Pfizer provided significant cooperation to the enforcement agencies in their investigations.

Pfizer undertook early and extensive remedial efforts and has made substantial and continuing improvements to its global anti-corruption compliance policies and procedures.  The DOJ stated as follows.  “[S]tarting immediately in 2004, Pfizer launched extensive remedial actions including:  undertaken a comprehensive review of its compliance program, implementing enhanced anti-corruption compliance policies and procedures on a worldwide basis, developing global systems to support employee compliance with the enhanced procedures, adding FCPA-specific reviews to its internal audits, performing proactive anti-corruption compliance reviews in approximately ten markets annually, and conducting comprehensive anti-corruption training throughout the organization.”  Likewise, the SEC stated as follows.  “Pfizer also undertook a comprehensive review of its operations, enhanced its internal controls and compliance functions, engaged in significant disciplinary measures, and developed and implemented global FCPA compliance procedures, including the development and implementation of innovative proactive procedures, and sophisticated supporting systems.”

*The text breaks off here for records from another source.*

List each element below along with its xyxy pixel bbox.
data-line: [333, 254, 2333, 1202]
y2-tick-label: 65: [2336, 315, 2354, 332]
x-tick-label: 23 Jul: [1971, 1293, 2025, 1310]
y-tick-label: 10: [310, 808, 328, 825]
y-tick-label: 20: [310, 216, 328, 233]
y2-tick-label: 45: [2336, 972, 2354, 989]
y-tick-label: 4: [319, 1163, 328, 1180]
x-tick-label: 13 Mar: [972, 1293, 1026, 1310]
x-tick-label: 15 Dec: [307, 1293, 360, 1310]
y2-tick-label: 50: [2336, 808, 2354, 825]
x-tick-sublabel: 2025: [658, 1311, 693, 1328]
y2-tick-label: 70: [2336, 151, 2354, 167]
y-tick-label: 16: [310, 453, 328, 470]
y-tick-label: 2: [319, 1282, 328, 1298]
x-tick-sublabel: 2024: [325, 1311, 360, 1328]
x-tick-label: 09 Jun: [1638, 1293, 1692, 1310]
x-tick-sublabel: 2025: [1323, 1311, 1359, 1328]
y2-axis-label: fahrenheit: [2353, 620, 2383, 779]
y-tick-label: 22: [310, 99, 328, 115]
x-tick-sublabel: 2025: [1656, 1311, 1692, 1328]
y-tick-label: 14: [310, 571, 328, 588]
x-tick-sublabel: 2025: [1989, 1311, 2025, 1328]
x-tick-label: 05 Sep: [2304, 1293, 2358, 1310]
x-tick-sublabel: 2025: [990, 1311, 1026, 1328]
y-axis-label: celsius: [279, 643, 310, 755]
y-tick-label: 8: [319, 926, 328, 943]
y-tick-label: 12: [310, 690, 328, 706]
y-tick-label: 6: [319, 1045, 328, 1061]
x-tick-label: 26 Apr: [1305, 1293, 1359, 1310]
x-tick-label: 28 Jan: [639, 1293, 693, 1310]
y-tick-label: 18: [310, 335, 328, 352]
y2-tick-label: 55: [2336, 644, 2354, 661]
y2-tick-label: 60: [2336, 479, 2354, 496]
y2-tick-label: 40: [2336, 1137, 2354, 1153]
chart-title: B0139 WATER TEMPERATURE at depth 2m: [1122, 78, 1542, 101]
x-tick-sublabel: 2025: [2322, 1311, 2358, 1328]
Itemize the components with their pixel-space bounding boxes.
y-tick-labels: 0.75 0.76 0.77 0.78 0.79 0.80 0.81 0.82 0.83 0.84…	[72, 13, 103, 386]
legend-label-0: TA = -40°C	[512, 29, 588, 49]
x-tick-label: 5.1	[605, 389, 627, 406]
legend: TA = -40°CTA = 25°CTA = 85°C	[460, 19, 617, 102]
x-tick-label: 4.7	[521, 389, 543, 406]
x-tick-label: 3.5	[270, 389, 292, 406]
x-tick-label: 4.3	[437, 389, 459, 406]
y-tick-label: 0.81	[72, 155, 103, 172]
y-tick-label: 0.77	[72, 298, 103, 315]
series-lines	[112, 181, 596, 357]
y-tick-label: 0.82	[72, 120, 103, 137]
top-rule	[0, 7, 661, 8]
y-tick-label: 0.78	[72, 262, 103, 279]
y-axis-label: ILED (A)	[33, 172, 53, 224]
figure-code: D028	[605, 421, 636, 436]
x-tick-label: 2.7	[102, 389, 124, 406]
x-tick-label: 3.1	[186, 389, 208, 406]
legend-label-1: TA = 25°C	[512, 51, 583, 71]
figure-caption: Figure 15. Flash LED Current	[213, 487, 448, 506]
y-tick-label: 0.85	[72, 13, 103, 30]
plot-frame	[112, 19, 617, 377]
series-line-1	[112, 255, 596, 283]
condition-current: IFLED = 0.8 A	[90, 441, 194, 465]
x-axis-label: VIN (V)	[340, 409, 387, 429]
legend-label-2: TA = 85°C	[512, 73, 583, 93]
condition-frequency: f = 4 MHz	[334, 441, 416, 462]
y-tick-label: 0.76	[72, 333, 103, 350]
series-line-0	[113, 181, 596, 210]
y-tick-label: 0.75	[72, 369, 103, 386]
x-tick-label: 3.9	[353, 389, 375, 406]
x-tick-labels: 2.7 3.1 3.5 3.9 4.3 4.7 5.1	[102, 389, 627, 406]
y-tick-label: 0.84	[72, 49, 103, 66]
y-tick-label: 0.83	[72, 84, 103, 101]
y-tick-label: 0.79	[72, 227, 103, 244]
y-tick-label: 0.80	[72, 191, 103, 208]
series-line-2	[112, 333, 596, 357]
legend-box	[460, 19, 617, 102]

Thus, for approximately eight years, Pfizer has been doing the right thing.  When the enforcement agencies themselves use words such as thorough, wide-ranging, extensive, global, worldwide, diligent, comprehensive, proactive, significant, innovative and sophisticated, there can be no reasonable doubt about this.

Yet, just as in the Johnson & Johnson enforcement action, the Pfizer DPA requires the company to adhere to “enhanced compliance obligations.”  These obligations require the company to, among other things, “select at least five markets to receive FCPA proactive reviews a year” and each proactive review shall include, at a minimum, “on-site visits by an FCPA review team,” a “review of a representative sample … of contracts with and payments to individual foreign government officials or health care providers, as well as other high-risk transactions in the market,” and “where appropriate, feasible, and permissible under local law, review of the books and records of a sample of distributors …”.

FCPA compliance policies and procedures are good.  Yet given the allegations against Pfizer (as opposed to entities Pfizer acquired) and given what Pfizer has done over the past eight years, are the “enhanced compliance obligations” truly necessary?

Or is this another example of a company being required by the government (under risk of prosecution for failure to do so) to engage in fishing expeditions (when the company has already gone fishing) just for the sake of going fishing again and thus represent a boundless and unconstrained transfer of shareholder wealth to FCPA Inc.?

Such fishing expeditions are, of course, lucrative for FCPA Inc.  Hence one of the reasons you probably do not see those in the industry raising concerns about the emerging trend of “enhanced compliance obligations.”

Yet such concerns should be raised and have been raised here.